A mala aberta no corredor

A mala ficou aberta no meio da sala, como quem não sabe se fecha ou se desiste. Marta e Luís, ambos 31 anos, contaram os meses até ao despejo, a conta certa para uma renda que subiu mais 300 euros “por atualização do mercado”. Procuraram casa em Lisboa, Almada, Barreiro, Setúbal, e acabaram a 70 minutos do emprego, num T1 que come metade do salário de cada um. À noite, entre caixas, decidiram adiar o segundo filho.

“É como se a nossa vida tivesse ficado suspensa. A cidade onde crescemos deixou de caber no nosso orçamento”, dizem.

Não são exceção. São o retrato de uma geração inteira.

O aperto em números

O país viveu, em 2024, a maior escalada dos preços desde a crise financeira. O preço mediano de venda atingiu 1.870 €/m² no 4.º trimestre — +15,5% face ao ano anterior e +10,3% no total do ano.

As rendas também dispararam: 8,22 €/m² no 1.º trimestre de 2025, mais 10% do que em 2024, em 23.417 novos contratos.

Sinais vitais da crise

  • Preço mediano de venda (Q4 2024): 1.870 €/m² (+15,5%).
  • Variação anual: +10,3%.
  • Renda mediana novos contratos (Q1 2025): 8,22 €/m² (+10%).
  • Contratos de arrendamento no trimestre: 23.417.
  • Edifícios licenciados em 2024: 25.470 (+7,2%).
    Fonte: INE

Democracia a crédito

A taxa de sobrecarga habitacional — quem gasta mais de 40% do rendimento líquido em casa — atingiu 8% da população urbana em 2024. Entre jovens e arrendatários, o número é bem mais alto.

“A habitação deixou de ser escolha. É sobrevivência. Pagamos primeiro a casa e depois pensamos na vida.”
Marta, 31 anos, arrendatária

A democracia não se mede só em votos. Mede-se em metros quadrados habitáveis. Quando uma geração não consegue viver onde trabalha, estuda ou ama, o país falha no essencial.

O pano de fundo: políticas que não chegam

Em 2023, o Governo aprovou o pacote Mais Habitação (Lei n.º 56/2023): limites ao Alojamento Local, benefícios fiscais para arrendamento acessível, travão aos Vistos Gold imobiliários.
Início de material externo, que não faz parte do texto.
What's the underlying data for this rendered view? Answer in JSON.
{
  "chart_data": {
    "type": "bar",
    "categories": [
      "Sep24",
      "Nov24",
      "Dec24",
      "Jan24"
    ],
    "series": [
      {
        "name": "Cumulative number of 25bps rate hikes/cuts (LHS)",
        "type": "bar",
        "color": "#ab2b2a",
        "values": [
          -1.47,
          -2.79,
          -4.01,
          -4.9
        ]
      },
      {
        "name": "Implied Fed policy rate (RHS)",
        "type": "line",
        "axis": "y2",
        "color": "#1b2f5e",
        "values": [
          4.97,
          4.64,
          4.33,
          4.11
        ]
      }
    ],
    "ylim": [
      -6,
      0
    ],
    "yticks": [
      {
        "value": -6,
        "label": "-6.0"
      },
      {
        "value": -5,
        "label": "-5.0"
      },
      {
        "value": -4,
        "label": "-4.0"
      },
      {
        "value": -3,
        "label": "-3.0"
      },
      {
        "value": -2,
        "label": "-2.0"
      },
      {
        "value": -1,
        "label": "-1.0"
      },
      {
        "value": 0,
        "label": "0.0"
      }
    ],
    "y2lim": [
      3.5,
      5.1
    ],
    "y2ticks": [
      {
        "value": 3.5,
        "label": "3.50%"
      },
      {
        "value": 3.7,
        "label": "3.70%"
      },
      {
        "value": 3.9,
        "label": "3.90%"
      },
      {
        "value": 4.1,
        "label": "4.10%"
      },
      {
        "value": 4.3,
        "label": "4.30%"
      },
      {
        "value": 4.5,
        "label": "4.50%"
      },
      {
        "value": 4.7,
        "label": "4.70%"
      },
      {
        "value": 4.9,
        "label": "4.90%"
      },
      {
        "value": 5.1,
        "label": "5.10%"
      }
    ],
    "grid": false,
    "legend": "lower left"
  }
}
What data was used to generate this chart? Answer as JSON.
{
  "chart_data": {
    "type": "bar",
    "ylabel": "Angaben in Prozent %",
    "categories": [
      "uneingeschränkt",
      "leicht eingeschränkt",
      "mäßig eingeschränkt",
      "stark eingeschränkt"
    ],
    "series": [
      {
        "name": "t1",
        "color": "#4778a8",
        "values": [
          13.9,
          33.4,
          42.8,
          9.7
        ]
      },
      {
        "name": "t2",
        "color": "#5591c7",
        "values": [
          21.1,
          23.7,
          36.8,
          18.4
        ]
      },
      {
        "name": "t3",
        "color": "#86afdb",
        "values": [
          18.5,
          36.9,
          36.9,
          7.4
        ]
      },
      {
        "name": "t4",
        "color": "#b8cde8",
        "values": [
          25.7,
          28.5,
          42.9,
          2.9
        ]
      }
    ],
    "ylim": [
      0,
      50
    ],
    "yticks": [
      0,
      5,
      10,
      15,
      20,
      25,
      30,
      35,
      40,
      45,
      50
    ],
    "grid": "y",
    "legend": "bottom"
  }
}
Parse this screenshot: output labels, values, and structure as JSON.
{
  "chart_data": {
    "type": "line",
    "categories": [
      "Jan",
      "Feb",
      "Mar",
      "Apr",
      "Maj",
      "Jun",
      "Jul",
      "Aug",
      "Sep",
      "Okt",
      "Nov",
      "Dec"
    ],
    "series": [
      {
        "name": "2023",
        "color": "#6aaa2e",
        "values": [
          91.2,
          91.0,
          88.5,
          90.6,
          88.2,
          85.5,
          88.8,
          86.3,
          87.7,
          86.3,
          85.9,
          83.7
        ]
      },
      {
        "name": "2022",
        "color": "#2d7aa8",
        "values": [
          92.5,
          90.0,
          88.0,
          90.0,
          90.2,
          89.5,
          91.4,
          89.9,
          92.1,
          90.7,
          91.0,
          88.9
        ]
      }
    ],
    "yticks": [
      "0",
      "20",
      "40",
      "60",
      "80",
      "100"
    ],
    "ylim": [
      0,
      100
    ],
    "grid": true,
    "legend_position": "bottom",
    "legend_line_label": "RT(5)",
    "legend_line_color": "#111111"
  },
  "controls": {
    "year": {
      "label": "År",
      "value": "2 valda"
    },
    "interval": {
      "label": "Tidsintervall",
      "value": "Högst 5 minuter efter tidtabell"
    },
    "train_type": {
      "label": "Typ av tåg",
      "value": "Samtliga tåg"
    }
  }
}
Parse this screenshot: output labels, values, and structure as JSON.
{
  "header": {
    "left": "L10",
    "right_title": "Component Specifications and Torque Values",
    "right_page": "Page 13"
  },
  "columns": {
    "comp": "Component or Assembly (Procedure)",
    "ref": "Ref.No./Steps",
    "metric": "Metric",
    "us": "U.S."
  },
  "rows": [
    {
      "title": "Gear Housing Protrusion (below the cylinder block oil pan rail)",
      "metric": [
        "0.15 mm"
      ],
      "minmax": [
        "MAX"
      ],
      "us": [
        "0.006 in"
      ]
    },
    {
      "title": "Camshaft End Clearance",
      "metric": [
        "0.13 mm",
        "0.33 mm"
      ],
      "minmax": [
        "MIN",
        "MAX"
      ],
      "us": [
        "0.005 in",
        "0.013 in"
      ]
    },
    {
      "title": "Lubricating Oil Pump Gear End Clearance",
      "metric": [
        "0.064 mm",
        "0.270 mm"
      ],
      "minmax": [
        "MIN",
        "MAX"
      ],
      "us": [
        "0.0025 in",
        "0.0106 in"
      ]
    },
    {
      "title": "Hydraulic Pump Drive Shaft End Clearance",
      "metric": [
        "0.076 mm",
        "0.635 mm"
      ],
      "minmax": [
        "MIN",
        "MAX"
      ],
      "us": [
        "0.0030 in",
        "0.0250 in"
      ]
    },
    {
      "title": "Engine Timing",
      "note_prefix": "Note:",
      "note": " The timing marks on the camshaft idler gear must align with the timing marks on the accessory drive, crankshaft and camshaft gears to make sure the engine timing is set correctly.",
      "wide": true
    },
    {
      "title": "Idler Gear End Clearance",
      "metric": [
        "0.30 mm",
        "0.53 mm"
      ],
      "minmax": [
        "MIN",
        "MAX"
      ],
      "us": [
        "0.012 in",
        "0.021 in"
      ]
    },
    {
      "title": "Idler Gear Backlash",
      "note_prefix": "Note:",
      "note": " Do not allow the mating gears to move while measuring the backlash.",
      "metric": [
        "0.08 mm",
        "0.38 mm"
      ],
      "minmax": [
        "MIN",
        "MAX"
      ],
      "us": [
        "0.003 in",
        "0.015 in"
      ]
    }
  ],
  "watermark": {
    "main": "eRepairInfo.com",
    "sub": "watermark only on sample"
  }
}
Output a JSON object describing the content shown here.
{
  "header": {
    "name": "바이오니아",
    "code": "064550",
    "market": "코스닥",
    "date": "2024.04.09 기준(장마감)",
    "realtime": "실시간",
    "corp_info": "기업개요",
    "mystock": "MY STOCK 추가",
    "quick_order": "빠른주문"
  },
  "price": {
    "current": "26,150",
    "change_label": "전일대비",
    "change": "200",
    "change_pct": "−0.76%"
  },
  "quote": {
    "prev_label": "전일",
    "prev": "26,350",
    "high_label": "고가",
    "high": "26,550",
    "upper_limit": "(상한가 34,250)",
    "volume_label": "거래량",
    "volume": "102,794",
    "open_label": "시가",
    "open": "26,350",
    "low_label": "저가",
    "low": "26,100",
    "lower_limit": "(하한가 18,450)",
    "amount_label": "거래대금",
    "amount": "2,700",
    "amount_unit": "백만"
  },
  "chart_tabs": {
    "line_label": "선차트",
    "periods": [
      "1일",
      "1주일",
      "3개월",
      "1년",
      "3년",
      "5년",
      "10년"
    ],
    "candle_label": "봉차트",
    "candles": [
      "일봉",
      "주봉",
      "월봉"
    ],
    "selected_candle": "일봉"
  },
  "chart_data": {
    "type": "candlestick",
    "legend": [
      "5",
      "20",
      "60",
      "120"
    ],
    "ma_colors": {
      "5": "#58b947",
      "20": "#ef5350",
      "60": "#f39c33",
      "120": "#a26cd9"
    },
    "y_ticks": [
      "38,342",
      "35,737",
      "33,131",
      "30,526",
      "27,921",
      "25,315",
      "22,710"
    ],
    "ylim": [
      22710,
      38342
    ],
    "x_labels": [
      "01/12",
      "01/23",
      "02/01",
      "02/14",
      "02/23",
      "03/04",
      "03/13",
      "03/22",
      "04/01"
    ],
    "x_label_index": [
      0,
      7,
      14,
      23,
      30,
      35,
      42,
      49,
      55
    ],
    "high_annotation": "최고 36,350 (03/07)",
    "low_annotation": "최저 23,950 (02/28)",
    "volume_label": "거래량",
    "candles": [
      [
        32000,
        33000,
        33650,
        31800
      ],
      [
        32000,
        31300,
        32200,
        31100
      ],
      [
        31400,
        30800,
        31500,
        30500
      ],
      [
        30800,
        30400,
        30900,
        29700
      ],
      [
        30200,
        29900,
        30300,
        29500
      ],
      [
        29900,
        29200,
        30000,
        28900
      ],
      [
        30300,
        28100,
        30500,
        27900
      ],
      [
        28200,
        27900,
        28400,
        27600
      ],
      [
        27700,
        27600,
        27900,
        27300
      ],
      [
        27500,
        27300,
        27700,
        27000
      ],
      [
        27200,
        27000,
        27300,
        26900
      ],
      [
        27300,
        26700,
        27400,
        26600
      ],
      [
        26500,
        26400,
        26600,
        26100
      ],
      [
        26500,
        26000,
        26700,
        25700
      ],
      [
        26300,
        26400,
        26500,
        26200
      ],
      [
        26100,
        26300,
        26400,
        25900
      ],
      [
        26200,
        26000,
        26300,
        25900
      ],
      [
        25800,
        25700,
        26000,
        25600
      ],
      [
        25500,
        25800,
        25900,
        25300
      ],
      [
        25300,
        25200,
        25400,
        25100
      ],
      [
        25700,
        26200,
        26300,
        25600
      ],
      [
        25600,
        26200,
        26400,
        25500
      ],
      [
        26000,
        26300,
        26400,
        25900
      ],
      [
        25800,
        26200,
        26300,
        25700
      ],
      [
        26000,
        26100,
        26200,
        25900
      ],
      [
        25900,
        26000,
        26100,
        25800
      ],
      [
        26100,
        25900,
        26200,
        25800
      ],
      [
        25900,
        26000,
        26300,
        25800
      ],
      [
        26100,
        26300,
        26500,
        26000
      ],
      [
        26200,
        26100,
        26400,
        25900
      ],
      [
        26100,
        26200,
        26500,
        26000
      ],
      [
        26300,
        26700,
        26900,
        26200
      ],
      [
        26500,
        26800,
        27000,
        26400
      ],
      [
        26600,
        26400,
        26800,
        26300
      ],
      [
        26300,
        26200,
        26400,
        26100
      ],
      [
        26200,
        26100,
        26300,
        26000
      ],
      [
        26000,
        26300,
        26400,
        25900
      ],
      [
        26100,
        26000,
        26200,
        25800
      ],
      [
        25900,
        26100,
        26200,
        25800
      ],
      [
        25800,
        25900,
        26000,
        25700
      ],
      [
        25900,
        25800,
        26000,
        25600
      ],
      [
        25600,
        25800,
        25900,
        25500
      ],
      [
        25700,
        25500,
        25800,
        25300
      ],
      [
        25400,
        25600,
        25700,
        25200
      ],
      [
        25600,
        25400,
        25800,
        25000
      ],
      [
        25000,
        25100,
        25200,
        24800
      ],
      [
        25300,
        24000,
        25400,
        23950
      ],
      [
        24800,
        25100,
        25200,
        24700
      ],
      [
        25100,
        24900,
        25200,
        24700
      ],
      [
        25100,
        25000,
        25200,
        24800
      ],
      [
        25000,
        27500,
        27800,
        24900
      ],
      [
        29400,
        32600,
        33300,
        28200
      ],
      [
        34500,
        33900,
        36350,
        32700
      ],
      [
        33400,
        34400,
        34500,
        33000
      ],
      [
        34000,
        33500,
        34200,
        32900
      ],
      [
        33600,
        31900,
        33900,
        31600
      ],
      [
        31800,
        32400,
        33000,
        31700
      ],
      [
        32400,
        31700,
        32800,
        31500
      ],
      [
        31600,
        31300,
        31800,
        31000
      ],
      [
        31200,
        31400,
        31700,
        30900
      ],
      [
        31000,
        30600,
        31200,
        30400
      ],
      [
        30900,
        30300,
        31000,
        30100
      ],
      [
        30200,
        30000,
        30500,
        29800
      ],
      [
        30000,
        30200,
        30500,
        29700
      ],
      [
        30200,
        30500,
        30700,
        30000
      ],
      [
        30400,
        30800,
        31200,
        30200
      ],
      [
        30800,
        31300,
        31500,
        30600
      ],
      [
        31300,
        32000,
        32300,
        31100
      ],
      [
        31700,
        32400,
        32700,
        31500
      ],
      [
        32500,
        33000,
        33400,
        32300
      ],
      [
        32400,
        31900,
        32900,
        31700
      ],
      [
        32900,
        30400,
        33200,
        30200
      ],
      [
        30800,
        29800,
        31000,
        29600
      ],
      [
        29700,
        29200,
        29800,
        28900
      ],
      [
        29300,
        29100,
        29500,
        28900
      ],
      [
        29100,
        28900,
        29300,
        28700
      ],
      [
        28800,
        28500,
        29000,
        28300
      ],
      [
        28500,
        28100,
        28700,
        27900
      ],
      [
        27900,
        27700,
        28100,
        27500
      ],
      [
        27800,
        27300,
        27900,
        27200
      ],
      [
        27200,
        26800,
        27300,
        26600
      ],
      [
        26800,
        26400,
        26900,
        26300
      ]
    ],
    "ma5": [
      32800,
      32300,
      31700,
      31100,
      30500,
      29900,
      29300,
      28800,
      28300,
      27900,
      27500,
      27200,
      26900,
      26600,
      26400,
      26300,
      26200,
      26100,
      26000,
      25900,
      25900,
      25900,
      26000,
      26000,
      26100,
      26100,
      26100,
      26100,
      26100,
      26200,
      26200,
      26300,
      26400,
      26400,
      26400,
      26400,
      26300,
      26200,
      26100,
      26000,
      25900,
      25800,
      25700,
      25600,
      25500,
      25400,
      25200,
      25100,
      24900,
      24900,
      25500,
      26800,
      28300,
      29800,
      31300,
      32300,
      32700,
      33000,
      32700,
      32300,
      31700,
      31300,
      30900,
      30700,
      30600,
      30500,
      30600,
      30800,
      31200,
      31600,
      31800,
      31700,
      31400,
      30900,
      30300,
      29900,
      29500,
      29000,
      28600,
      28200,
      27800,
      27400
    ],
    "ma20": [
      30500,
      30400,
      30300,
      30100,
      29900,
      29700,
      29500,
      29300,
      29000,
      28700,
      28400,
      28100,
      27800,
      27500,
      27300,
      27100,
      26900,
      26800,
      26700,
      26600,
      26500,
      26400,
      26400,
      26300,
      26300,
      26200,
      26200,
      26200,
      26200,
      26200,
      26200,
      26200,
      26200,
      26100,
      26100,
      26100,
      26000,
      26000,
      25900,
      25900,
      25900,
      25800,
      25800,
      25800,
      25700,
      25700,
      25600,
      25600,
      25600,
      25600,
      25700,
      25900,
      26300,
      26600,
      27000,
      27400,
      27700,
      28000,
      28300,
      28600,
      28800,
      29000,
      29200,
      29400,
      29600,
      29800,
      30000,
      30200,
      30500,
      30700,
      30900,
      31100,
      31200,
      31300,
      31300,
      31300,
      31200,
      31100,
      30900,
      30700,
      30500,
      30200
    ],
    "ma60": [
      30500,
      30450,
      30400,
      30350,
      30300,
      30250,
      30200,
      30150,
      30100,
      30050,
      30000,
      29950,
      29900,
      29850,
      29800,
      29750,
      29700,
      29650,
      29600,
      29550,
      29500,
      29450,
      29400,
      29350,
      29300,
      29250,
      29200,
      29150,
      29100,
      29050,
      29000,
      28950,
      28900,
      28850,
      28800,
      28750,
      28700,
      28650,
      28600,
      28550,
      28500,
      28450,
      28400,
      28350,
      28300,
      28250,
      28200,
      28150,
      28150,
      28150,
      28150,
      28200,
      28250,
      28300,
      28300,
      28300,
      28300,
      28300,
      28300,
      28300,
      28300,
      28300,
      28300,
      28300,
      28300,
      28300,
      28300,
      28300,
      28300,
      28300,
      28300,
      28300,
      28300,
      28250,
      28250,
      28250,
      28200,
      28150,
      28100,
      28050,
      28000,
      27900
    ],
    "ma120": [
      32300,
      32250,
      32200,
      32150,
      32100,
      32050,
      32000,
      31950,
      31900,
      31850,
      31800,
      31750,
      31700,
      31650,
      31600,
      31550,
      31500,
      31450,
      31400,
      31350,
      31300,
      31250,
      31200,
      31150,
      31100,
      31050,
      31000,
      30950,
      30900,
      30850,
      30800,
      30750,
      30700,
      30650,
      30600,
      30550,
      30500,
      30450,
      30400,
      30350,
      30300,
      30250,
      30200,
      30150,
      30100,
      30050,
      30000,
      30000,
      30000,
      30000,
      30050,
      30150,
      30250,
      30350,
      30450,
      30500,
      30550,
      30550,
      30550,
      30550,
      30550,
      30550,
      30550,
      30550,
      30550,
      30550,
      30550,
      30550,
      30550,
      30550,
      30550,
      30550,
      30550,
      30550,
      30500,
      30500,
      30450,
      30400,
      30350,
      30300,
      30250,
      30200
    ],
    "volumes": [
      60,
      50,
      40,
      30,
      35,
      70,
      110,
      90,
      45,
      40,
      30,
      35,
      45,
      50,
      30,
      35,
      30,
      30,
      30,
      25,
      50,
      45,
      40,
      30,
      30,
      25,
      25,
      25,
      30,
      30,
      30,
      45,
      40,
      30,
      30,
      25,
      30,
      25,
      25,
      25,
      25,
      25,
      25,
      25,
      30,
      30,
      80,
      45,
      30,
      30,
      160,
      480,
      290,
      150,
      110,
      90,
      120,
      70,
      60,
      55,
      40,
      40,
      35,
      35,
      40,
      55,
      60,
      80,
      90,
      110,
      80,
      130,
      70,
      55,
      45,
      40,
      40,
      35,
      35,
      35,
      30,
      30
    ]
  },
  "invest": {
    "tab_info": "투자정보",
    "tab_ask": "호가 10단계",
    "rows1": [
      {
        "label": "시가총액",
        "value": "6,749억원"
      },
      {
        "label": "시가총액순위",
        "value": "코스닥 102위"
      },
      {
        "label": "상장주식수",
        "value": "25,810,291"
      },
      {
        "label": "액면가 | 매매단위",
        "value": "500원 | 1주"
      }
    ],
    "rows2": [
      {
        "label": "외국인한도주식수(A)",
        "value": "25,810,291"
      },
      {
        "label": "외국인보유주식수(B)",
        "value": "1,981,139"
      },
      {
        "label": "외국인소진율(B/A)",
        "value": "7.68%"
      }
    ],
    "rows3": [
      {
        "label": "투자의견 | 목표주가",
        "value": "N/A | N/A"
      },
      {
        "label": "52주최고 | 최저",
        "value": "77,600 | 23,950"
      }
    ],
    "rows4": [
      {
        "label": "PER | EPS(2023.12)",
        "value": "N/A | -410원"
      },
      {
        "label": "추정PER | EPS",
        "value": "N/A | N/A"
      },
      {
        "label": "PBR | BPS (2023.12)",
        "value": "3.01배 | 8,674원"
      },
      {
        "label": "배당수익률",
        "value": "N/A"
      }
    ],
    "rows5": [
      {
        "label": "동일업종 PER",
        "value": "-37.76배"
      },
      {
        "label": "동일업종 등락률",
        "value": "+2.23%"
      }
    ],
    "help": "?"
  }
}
Mas os resultados foram lentos.

O fim dos Vistos Gold trouxe algum alívio nos segmentos de luxo, mas não chegou às famílias de classe média. E o arrendamento acessível, dependente de incentivos fiscais, ficou aquém do necessário.

“Não basta limitar o Alojamento Local. É preciso reconverter essas casas para arrendamento acessível, com regras simples e claras”, sublinha um urbanista ouvido pelo Expresso.

Portugal e a Europa

  • Entre 2010 e 2022, preços das casas na UE subiram 47%, rendas 18%.
  • Em Portugal, a valorização foi mais acentuada do que os salários.
  • Jovens portugueses saem de casa dos pais, em média, aos 30 anos (média UE: 27).
  • A taxa de sobrecarga habitacional urbana em Portugal é de 8% (Eurostat, 2024).

A vida nos limites da cidade

O efeito é visível. Professores que dormem a 80 km da escola. Enfermeiros que passam três horas diárias em transportes. Jovens que dividem quartos a 350 € em Lisboa. A cidade expulsa quem a faz viver.

“A cidade sem jovens e sem classes médias fica mais cara, menos criativa e mais insegura.”
Urbanista, Lisboa

O silêncio dos números e das ruas

A oferta até cresceu: mais 25.470 edifícios licenciados em 2024. Mas a construção destina-se sobretudo a segmentos médios-altos e ao turismo. O arrendamento de longa duração continua escasso, os bairros sociais estagnaram e a classe média ficou num limbo: demasiado pobre para comprar, demasiado “rica” para aceder a apoio público.

O resultado é uma erosão lenta, mas profunda, da coesão social.

Quatro saídas possíveis

  1. Oferta em escala e a preço controlado – mobilizar solo público com cláusulas de preço-teto por 30 anos.
  2. Rendas estáveis – contratos de 7 a 10 anos, com garantias públicas para senhorios.
  3. Reconversão do AL – crédito bonificado e obrigação de arrendar a preços abaixo do mercado.
  4. Dados em tempo real – plataforma nacional de monitorização mensal, com avaliações independentes.

O futuro adiado

Marta e Luís arrumaram a mala. O filho adormeceu no banco de trás, no trânsito da A2, enquanto Lisboa ficava a brilhar ao longe.

A democracia mede-se em eleições livres, tribunais independentes e imprensa vigilante. Mas mede-se também em metros quadrados habitáveis.

Se uma geração inteira não encontra casa, o país não está apenas a falhar. Está a perder-se.